Hand aufs Herz, wir haben alle Freund*innen, deren Beziehung nicht mehr läuft, die es sich aber nicht leisten können, sich zu trennen. Ich finde, man sollte in einer Beziehung leben, weil man es möchte und nicht, weil man es muss.

Noch ein volkswirtschaftlicher Aspekt zum Thema Teilzeit:

Auch wenn ich viel am deutschen Bildungssystem zu kritisieren habe, so kannst du dir deine Erstausbildung sei es Lehre oder Studium kostenlos machen. Während der Lehre bekommst du Gehalt, beim Studium zahlst du zwar Studiengebühren, aber verglichen mit vielen anderen Ländern, sind diese hier sehr gering. Du kannst auch BAföG bekommen und hast danach nicht signifikant Schulden. Wenn du allerdings nach dem Studium wie in anderen Ländern 200.000 Dollar Schulden hast, hast du eine ganz andere Verantwortung diese wieder abzubezahlen.

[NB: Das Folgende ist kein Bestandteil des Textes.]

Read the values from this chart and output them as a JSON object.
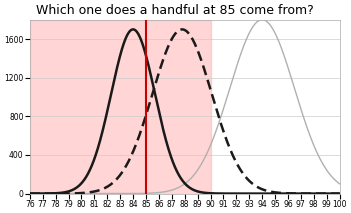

In Deutschland haben wir also einen hohen Anteil an extrem gut ausgebildeten Frauen, die dann aber nicht arbeiten. Die Ausbildung ist auch durch den Staat finanziert worden. Da frage ich mich: Wenn ihr die 200.000 Dollar für euren Bachelor abbezahlen müsstet, würdet ihr dann auch oder könntet ihr euch überhaupt entscheiden Teilzeit zu arbeiten? Womöglich nicht.

So entsteht eine Art Teufelskreis. Weil es das Ehegattensplitting gibt, weil es steuerlich begünstigt wird und dann brauchen wir auch nicht so viel Ganztagsbetreuung. 

Meine Kinder waren ziemlich früh in der Kita. Ich musste mir oft anhören, eine Rabenmutter zu sein. Aber ich glaube, diese Wahlmöglichkeit zu haben, da hängen wir in Deutschland noch stark hinterher.